Over the last 8 years a wealth of skills, knowledge and experience has built up within a relatively small group of GP leaders who took on Clinical Director roles within Clinical Commissioning Groups (CCGs). Now that CCGs are coming to an end, what will happen to these Clinical Directors?
The first thing to say is that some CCG Clinical Directors have taken matters into their own hands and have taken on roles as PCN Clinical Directors, thus cementing their place in the new system. But there are still a considerable number continuing to undertake their CCG roles whose places are less clear moving forward.
The context this sits in is the shift of the system as a whole from a commissioner provider split to one of integrated care systems (ICSs). Within ICSs the different providers are expected to collaborate and work together to decide how care will be delivered and how resources will be deployed.
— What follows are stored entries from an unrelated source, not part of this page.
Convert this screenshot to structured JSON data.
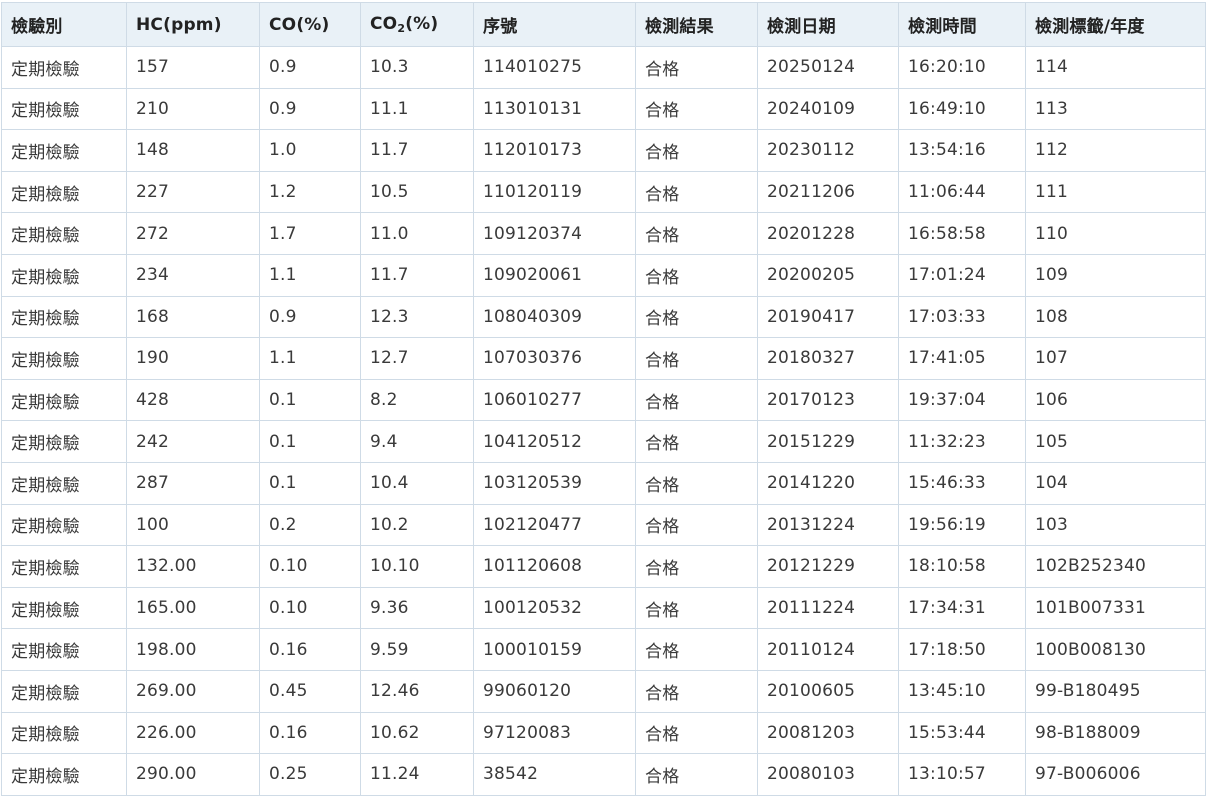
{
  "columns": [
    {
      "label": "檢驗別"
    },
    {
      "label": "HC(ppm)"
    },
    {
      "label": "CO(%)"
    },
    {
      "prefix": "CO",
      "sub": "2",
      "suffix": "(%)"
    },
    {
      "label": "序號"
    },
    {
      "label": "檢測結果"
    },
    {
      "label": "檢測日期"
    },
    {
      "label": "檢測時間"
    },
    {
      "label": "檢測標籤/年度"
    }
  ],
  "rows": [
    [
      "定期檢驗",
      "157",
      "0.9",
      "10.3",
      "114010275",
      "合格",
      "20250124",
      "16:20:10",
      "114"
    ],
    [
      "定期檢驗",
      "210",
      "0.9",
      "11.1",
      "113010131",
      "合格",
      "20240109",
      "16:49:10",
      "113"
    ],
    [
      "定期檢驗",
      "148",
      "1.0",
      "11.7",
      "112010173",
      "合格",
      "20230112",
      "13:54:16",
      "112"
    ],
    [
      "定期檢驗",
      "227",
      "1.2",
      "10.5",
      "110120119",
      "合格",
      "20211206",
      "11:06:44",
      "111"
    ],
    [
      "定期檢驗",
      "272",
      "1.7",
      "11.0",
      "109120374",
      "合格",
      "20201228",
      "16:58:58",
      "110"
    ],
    [
      "定期檢驗",
      "234",
      "1.1",
      "11.7",
      "109020061",
      "合格",
      "20200205",
      "17:01:24",
      "109"
    ],
    [
      "定期檢驗",
      "168",
      "0.9",
      "12.3",
      "108040309",
      "合格",
      "20190417",
      "17:03:33",
      "108"
    ],
    [
      "定期檢驗",
      "190",
      "1.1",
      "12.7",
      "107030376",
      "合格",
      "20180327",
      "17:41:05",
      "107"
    ],
    [
      "定期檢驗",
      "428",
      "0.1",
      "8.2",
      "106010277",
      "合格",
      "20170123",
      "19:37:04",
      "106"
    ],
    [
      "定期檢驗",
      "242",
      "0.1",
      "9.4",
      "104120512",
      "合格",
      "20151229",
      "11:32:23",
      "105"
    ],
    [
      "定期檢驗",
      "287",
      "0.1",
      "10.4",
      "103120539",
      "合格",
      "20141220",
      "15:46:33",
      "104"
    ],
    [
      "定期檢驗",
      "100",
      "0.2",
      "10.2",
      "102120477",
      "合格",
      "20131224",
      "19:56:19",
      "103"
    ],
    [
      "定期檢驗",
      "132.00",
      "0.10",
      "10.10",
      "101120608",
      "合格",
      "20121229",
      "18:10:58",
      "102B252340"
    ],
    [
      "定期檢驗",
      "165.00",
      "0.10",
      "9.36",
      "100120532",
      "合格",
      "20111224",
      "17:34:31",
      "101B007331"
    ],
    [
      "定期檢驗",
      "198.00",
      "0.16",
      "9.59",
      "100010159",
      "合格",
      "20110124",
      "17:18:50",
      "100B008130"
    ],
    [
      "定期檢驗",
      "269.00",
      "0.45",
      "12.46",
      "99060120",
      "合格",
      "20100605",
      "13:45:10",
      "99-B180495"
    ],
    [
      "定期檢驗",
      "226.00",
      "0.16",
      "10.62",
      "97120083",
      "合格",
      "20081203",
      "15:53:44",
      "98-B188009"
    ],
    [
      "定期檢驗",
      "290.00",
      "0.25",
      "11.24",
      "38542",
      "合格",
      "20080103",
      "13:10:57",
      "97-B006006"
    ]
  ]
}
One of those providers is general practice.
Many of the functions of CCGs are transferring directly over to the new NHS ICS bodies. It may well be that roles have or can be identified within these bodies for the GPs in CCG Clinical Director roles. But the key question is whether general practice as a whole wants these GPs to be deployed providing clinical advice and leadership across the system within the ‘neutral’ NHS ICS bodies, or to be more squarely deployed as part of the leadership team of general practice?
Within CCGs GP Clinical Directors have an explicit remit as GP leaders within GP membership organisations responsible for the health of the whole population. Within an NHS ICS body, it is less clear that any clinical leadership role should be filled by a GP. They could just as legitimately be filled by clinicians from anywhere across the provider landscape.
If general practice is to genuinely operate as an equal partner with an equal voice within ICS discussions, it will need leaders who are able to develop strategy, think strategically, and operate politically. These are exactly the skills that CCG CDs have been developing over the last 8 years, and are not skills that commonly exist amongst the provider-based GP clinical leadership teams.
The Consultant leadership within an acute trust is primarily deployed in medical and clinical director roles within the hospital. It is only when these roles are filled that it will start to consider supporting system roles. General practice is in danger of having this the other way round: making sure the system roles are filled before ensuring it has the internal leadership skills and expertise it needs.
History is, inevitably, getting in the way. GPs who have undertaken CCG Clinical Director roles are sometimes perceived as being distant from core general practice, particularly when they may have been on the commissioner side of developing services and specifications that practices may not have been happy with.
Equally funding is a barrier. CCG Clinical Directors were well remunerated for their time, and there is no obvious source of remuneration for GP leaders outside of the PCN Clinical Directors at present.
But general practice in every area needs to think through how it is going to be effective in the new world of ICSs. CCG CDs are a hugely valuable resource for general practice, and the service as a whole would be well advised to consider how it can ensure that this resource is deployed where general practice needs it, rather than passively allowing the system to decide where it should go.